らっちーは暫く考えていたようだが、そのまま寝てしまった…。

「なに寝てんのよ!調査中でしょ!」

『無理言うなよ。人間の年齢なら70才は越えとる。』

ジジ犬かい。大丈夫かな、この先…。

『あっ!思い出した!』

「何か分かった?」

『ワシ、トイレ行きたい。』

もう、このらっちー、何とかならないかな…。


それからもらっちーはグダグダして、何にも進展がなかった。

そんなある日、突然らっちーが閃いたように言ってきた。

『ネコミどの、ネコミどの。』

「何、トイレそこだよ。」

『トイレじゃないんじゃ。不思議のきっかけを思い出したんじゃ。』

「えっ、何なの?」

『ワシ、いつも散歩のコースは決まっているんじゃが、あの日だけは違うコースじゃった。』

「つまり、いつもと違うコースで異変が生じたと?」

『そうじゃ!間違いない......と言いたいが何か自信ない。』

「何からっちーらしいよね。でも、調べてみようか、そのコース。」

こうして、ネコミとらっちーの現場検証は始まった。


ザマス婦人の家かららっちーの記憶を頼りに進む。どうやら途中で急にコースを変えたらしい。

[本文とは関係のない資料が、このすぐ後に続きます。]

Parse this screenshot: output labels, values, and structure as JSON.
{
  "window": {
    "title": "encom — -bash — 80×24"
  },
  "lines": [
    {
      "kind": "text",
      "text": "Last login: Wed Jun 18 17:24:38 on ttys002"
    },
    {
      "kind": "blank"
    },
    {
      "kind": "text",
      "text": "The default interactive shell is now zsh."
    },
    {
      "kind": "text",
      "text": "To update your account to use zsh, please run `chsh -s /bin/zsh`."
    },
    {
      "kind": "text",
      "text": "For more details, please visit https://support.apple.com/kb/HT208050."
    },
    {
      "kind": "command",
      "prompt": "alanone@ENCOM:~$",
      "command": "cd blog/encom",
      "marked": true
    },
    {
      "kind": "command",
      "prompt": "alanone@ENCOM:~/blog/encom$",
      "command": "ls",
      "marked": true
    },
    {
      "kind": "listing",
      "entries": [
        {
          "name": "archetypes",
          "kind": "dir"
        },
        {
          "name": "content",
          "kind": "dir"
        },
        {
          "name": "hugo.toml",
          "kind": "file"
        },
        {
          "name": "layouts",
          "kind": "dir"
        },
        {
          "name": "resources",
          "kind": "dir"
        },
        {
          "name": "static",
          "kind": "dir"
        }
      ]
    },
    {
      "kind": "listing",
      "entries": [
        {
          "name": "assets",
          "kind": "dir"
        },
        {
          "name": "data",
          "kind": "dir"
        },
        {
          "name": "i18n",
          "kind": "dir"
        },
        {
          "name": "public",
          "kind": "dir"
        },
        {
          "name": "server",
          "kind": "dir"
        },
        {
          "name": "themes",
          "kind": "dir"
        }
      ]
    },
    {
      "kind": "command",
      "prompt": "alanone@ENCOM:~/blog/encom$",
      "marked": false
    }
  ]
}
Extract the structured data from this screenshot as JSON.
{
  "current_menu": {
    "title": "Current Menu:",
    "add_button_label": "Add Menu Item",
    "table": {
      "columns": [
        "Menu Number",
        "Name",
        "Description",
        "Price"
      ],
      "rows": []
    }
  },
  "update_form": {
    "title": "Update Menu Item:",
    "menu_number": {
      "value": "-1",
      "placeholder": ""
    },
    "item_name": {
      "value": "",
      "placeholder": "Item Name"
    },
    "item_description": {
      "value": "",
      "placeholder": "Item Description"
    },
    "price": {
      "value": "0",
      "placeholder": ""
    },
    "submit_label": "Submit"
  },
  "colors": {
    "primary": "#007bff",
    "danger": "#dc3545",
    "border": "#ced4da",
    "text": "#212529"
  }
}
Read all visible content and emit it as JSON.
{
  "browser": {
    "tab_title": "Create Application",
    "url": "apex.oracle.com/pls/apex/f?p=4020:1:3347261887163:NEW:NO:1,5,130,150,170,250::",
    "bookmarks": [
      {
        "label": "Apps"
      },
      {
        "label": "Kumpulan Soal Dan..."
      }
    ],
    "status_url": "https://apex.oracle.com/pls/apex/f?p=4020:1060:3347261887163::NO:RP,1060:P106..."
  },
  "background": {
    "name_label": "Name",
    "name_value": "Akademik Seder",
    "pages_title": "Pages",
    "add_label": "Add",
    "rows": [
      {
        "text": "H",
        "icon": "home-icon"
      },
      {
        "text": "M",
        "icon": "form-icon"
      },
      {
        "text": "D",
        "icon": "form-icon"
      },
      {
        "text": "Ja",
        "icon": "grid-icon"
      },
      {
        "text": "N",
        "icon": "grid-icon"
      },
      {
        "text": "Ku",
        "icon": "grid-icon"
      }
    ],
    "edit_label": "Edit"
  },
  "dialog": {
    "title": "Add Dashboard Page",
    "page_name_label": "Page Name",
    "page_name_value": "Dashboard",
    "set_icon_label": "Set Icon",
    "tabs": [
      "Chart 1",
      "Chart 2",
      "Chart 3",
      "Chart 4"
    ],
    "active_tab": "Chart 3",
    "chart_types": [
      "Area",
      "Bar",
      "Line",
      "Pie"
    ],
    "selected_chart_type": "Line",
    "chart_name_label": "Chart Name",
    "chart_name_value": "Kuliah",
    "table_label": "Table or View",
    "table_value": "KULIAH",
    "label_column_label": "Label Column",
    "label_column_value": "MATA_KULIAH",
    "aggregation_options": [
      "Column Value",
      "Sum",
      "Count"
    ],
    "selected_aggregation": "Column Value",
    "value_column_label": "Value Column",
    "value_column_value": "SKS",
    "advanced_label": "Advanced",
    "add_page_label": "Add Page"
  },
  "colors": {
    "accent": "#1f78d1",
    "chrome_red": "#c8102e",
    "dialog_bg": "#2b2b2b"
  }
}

「ザマス婦人がコースを変えた時、何かいつもと違うことした?」

『そうじゃ。あの時、誰かと電話してたな。』

「電話なんて、いつでもしてるんじゃない?」

『ご主人は散歩中は絶対電話せんのじゃ。』

「元ご主人ね。」

らっちーは少し寂しそうだった。

『ネコミどの。』

「どうしたのらっちー。」

『もう、不思議の解明はせんでもよい。』

何からっちーふっきれたみたい。

「なら、帰ろっか。」

『そうじゃな。』

事務所に帰ろうとした時だった。

急にらっちーがある一点を見つめ、

『あそこじゃ!』

えっ?どこ?

キョロキョロ辺りを見ると、あの森!

美奈さんに取り憑いた生霊佐伯さんのいた店もある!

どうやらこの森、ただの場所じゃない。

『ネコミどの。今はまだダメじゃ。時を待つんじゃ。』

「いずれこの森の秘密は解明しなきゃだね、らっちー!」


らっちーの謎は分からなかったが、本人(犬)がそれでいいなら、まっいいか。

「ところで、らっちーこれからどうすんの。」

『野良か…。行く宛もないからのう。』

「じゃ、ウチに来る?」

『ネコミどの、良いのか?』

「その代わり、探偵の仕事手伝ってくれる?」

『探偵犬か…。悪くないのう。』


深夜、ちろらし探偵社事務所にて、明智所長が誰かと電話している。

「分かりました。例のプロジェクト開始します。」

いよいよ動き出す何か。まだネコミとらっちーはこの事実を知らず、のんびり散歩しているのであった。


エピソード2 しゃべる犬 完


第5話 予告

不気味にたたずむ洋館のレストラン。

最近、何か不穏な動きが…。

次回 「ようかん?!レストラン」

ついに、シャーロじゃなかった。らっちーの登場です。ネコミとの犬猫コンビはますますドタバタ要素しかない?ちなみに主人公は猫ですが、作者は犬派なんですよ。